Cycling Fanatic, Goodbye
Hill won bronze in a team race in 1936, at the Games that made Jesse Owens famous. He got his first bike at 13, and the boy from Sheffield showed serious speed in time-trials. At 20, he made the British Olympic squad. Too poor to buy a train ticket to London, to join the rest of the team, he cycled the 200 miles on the racing bike he took to Berlin.
He spent his last cash on a souvenir jacket, so on his triumphant return to Britain, he cycled back to Sheffield.
“He was very proud of his medal and always kept it safe,” he son, Hedley Hill, remembered.
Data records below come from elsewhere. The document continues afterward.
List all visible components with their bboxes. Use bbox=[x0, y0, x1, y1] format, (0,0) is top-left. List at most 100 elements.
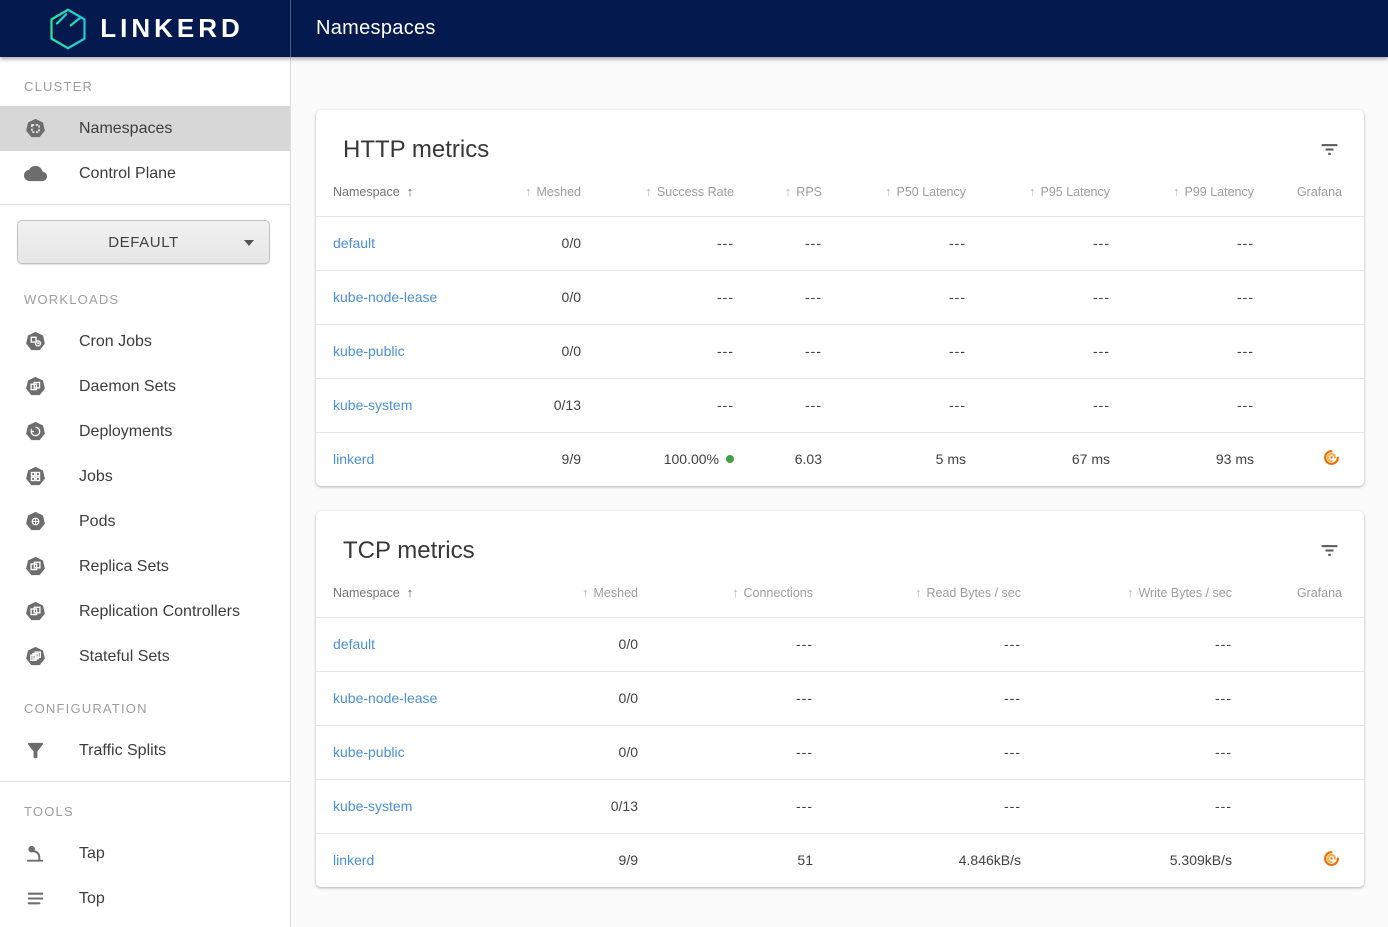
namespace-cell: linkerd bbox=[316, 432, 506, 486]
column-header-namespace[interactable]: Namespace↑ bbox=[316, 170, 506, 216]
write_bytes-cell: --- bbox=[1021, 671, 1232, 725]
sidebar-item-label: Jobs bbox=[79, 468, 113, 486]
column-header-rps[interactable]: ↑RPS bbox=[734, 170, 822, 216]
linkerd-logo[interactable]: LINKERD bbox=[0, 0, 291, 57]
replica-sets-icon bbox=[23, 555, 47, 579]
sidebar-item-replication-controllers[interactable]: Replication Controllers bbox=[0, 589, 290, 634]
grafana-cell bbox=[1254, 216, 1364, 270]
grafana-cell bbox=[1254, 378, 1364, 432]
success_rate-cell: --- bbox=[581, 378, 734, 432]
namespace-selector[interactable]: DEFAULT bbox=[17, 220, 270, 264]
sidebar-item-deployments[interactable]: Deployments bbox=[0, 409, 290, 454]
rps-cell: 6.03 bbox=[734, 432, 822, 486]
namespace-link[interactable]: kube-node-lease bbox=[333, 690, 437, 706]
p95-cell: --- bbox=[966, 324, 1110, 378]
column-header-namespace[interactable]: Namespace↑ bbox=[316, 571, 516, 617]
table-row: kube-system0/13--------- bbox=[316, 779, 1364, 833]
column-header-meshed[interactable]: ↑Meshed bbox=[516, 571, 638, 617]
sidebar-item-stateful-sets[interactable]: Stateful Sets bbox=[0, 634, 290, 679]
namespace-link[interactable]: kube-system bbox=[333, 798, 412, 814]
namespace-link[interactable]: linkerd bbox=[333, 451, 374, 467]
connections-cell: --- bbox=[638, 725, 813, 779]
sidebar-item-replica-sets[interactable]: Replica Sets bbox=[0, 544, 290, 589]
page-title: Namespaces bbox=[291, 0, 436, 57]
p50-cell: --- bbox=[822, 270, 966, 324]
sort-arrow-icon: ↑ bbox=[582, 585, 589, 600]
column-header-read-bytes-sec[interactable]: ↑Read Bytes / sec bbox=[813, 571, 1021, 617]
stateful-sets-icon bbox=[23, 645, 47, 669]
table-row: default0/0--------- bbox=[316, 617, 1364, 671]
grafana-cell bbox=[1232, 833, 1364, 887]
column-header-connections[interactable]: ↑Connections bbox=[638, 571, 813, 617]
connections-cell: --- bbox=[638, 617, 813, 671]
meshed-cell: 0/13 bbox=[516, 779, 638, 833]
filter-icon[interactable] bbox=[1316, 537, 1342, 563]
p50-cell: --- bbox=[822, 378, 966, 432]
meshed-cell: 0/0 bbox=[516, 725, 638, 779]
grafana-cell bbox=[1232, 617, 1364, 671]
column-header-success-rate[interactable]: ↑Success Rate bbox=[581, 170, 734, 216]
sidebar-item-daemon-sets[interactable]: Daemon Sets bbox=[0, 364, 290, 409]
p99-cell: --- bbox=[1110, 378, 1254, 432]
column-header-write-bytes-sec[interactable]: ↑Write Bytes / sec bbox=[1021, 571, 1232, 617]
top-icon bbox=[23, 887, 47, 911]
meshed-cell: 0/0 bbox=[506, 216, 581, 270]
sidebar-item-label: Replica Sets bbox=[79, 558, 169, 576]
sidebar-item-tap[interactable]: Tap bbox=[0, 831, 290, 876]
sidebar-item-namespaces[interactable]: Namespaces bbox=[0, 106, 290, 151]
sidebar-item-label: Namespaces bbox=[79, 120, 172, 138]
sidebar-item-traffic-splits[interactable]: Traffic Splits bbox=[0, 728, 290, 773]
sidebar-item-label: Tap bbox=[79, 845, 105, 863]
sort-arrow-icon: ↑ bbox=[407, 184, 414, 199]
linkerd-logo-icon bbox=[46, 7, 90, 51]
p50-cell: --- bbox=[822, 216, 966, 270]
app-bar: LINKERD Namespaces bbox=[0, 0, 1388, 57]
sidebar-item-pods[interactable]: Pods bbox=[0, 499, 290, 544]
namespace-link[interactable]: kube-public bbox=[333, 343, 405, 359]
sidebar-item-cron-jobs[interactable]: Cron Jobs bbox=[0, 319, 290, 364]
read_bytes-cell: --- bbox=[813, 725, 1021, 779]
column-header-p95-latency[interactable]: ↑P95 Latency bbox=[966, 170, 1110, 216]
namespace-link[interactable]: kube-public bbox=[333, 744, 405, 760]
table-row: kube-system0/13--------------- bbox=[316, 378, 1364, 432]
success_rate-cell: --- bbox=[581, 324, 734, 378]
p50-cell: --- bbox=[822, 324, 966, 378]
namespace-link[interactable]: default bbox=[333, 235, 375, 251]
filter-icon[interactable] bbox=[1316, 136, 1342, 162]
table-row: kube-node-lease0/0--------------- bbox=[316, 270, 1364, 324]
sidebar-item-top[interactable]: Top bbox=[0, 876, 290, 921]
table-row: linkerd9/9514.846kB/s5.309kB/s bbox=[316, 833, 1364, 887]
sidebar-item-jobs[interactable]: Jobs bbox=[0, 454, 290, 499]
meshed-cell: 0/0 bbox=[506, 270, 581, 324]
namespace-link[interactable]: linkerd bbox=[333, 852, 374, 868]
deployments-icon bbox=[23, 420, 47, 444]
connections-cell: --- bbox=[638, 779, 813, 833]
grafana-cell bbox=[1232, 779, 1364, 833]
http-metrics-table: Namespace↑↑Meshed↑Success Rate↑RPS↑P50 L… bbox=[316, 170, 1364, 486]
success_rate-cell: --- bbox=[581, 216, 734, 270]
namespaces-icon bbox=[23, 117, 47, 141]
write_bytes-cell: --- bbox=[1021, 725, 1232, 779]
grafana-icon[interactable] bbox=[1323, 449, 1340, 466]
http-metrics-title: HTTP metrics bbox=[316, 110, 1364, 170]
column-header-p50-latency[interactable]: ↑P50 Latency bbox=[822, 170, 966, 216]
grafana-icon[interactable] bbox=[1323, 850, 1340, 867]
connections-cell: 51 bbox=[638, 833, 813, 887]
sidebar-divider bbox=[0, 204, 290, 205]
sidebar-item-label: Top bbox=[79, 890, 105, 908]
namespace-link[interactable]: kube-system bbox=[333, 397, 412, 413]
control-plane-icon bbox=[23, 162, 47, 186]
namespace-link[interactable]: default bbox=[333, 636, 375, 652]
column-header-p99-latency[interactable]: ↑P99 Latency bbox=[1110, 170, 1254, 216]
rps-cell: --- bbox=[734, 324, 822, 378]
column-header-meshed[interactable]: ↑Meshed bbox=[506, 170, 581, 216]
tap-icon bbox=[23, 842, 47, 866]
tcp-metrics-title: TCP metrics bbox=[316, 511, 1364, 571]
grafana-cell bbox=[1254, 432, 1364, 486]
sidebar-item-control-plane[interactable]: Control Plane bbox=[0, 151, 290, 196]
namespace-cell: linkerd bbox=[316, 833, 516, 887]
p99-cell: 93 ms bbox=[1110, 432, 1254, 486]
namespace-link[interactable]: kube-node-lease bbox=[333, 289, 437, 305]
daemon-sets-icon bbox=[23, 375, 47, 399]
p95-cell: --- bbox=[966, 378, 1110, 432]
After the Olympics, in 1937, Hill broke a world record on a indoor track in Milan: the first cyclist to go 25 miles in an hour. In World War II, he built submarines, then went into the garage business. He biked every day, and competed in local club races.
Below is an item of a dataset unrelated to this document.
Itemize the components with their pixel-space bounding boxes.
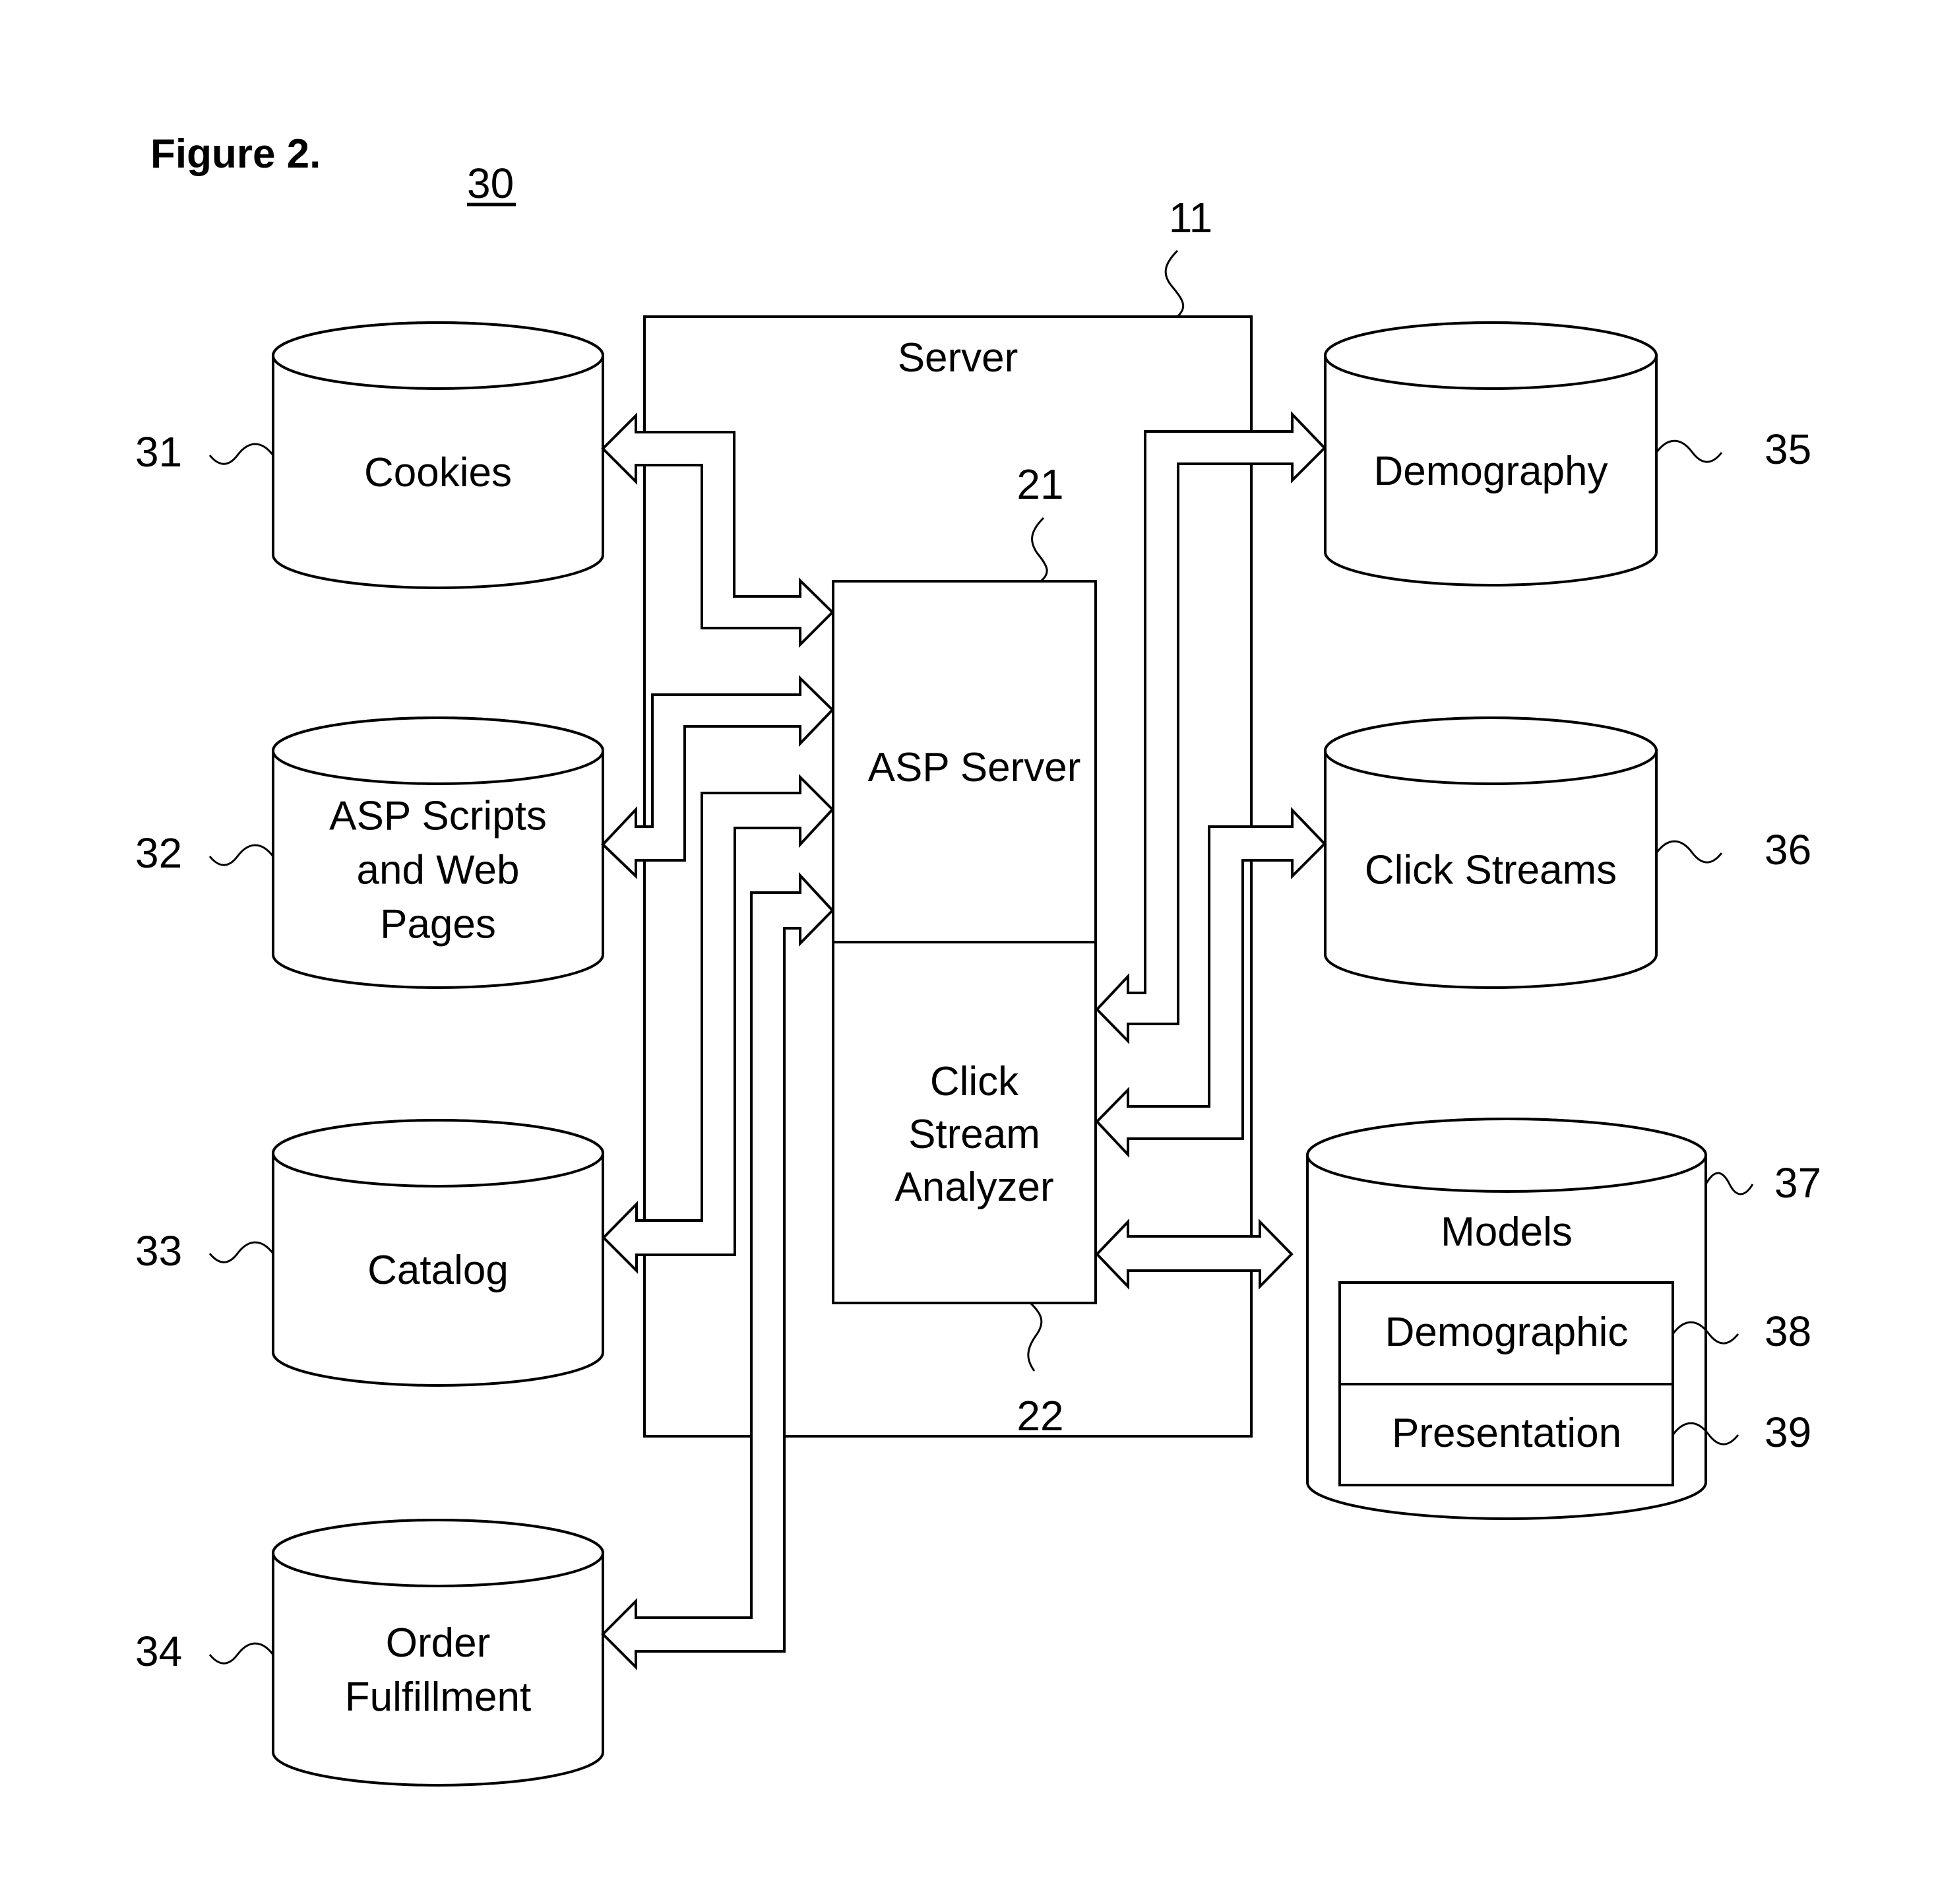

To celebrate his retirement at 65, he spent five weeks cycling 2500 miles from New York to Vancouver and back. At 80, he sprinted all-out for an hour, competing against his earlier self, who’d set the record in Milan. He went 23.5 miles, just 1.5 short of his all-out effort at 21.
In 2002, Hill fell of his bike in Spain and fractured his hip. That ended his life in the saddle. In 2005, he met the Queen and Prince Philip at Buckingham Palace, part of a centennial celebration for British Olympics. In 2006, a bike path he’d lobbied for was opened with his name on it. “His whole life was cycling and everything hinged on that.”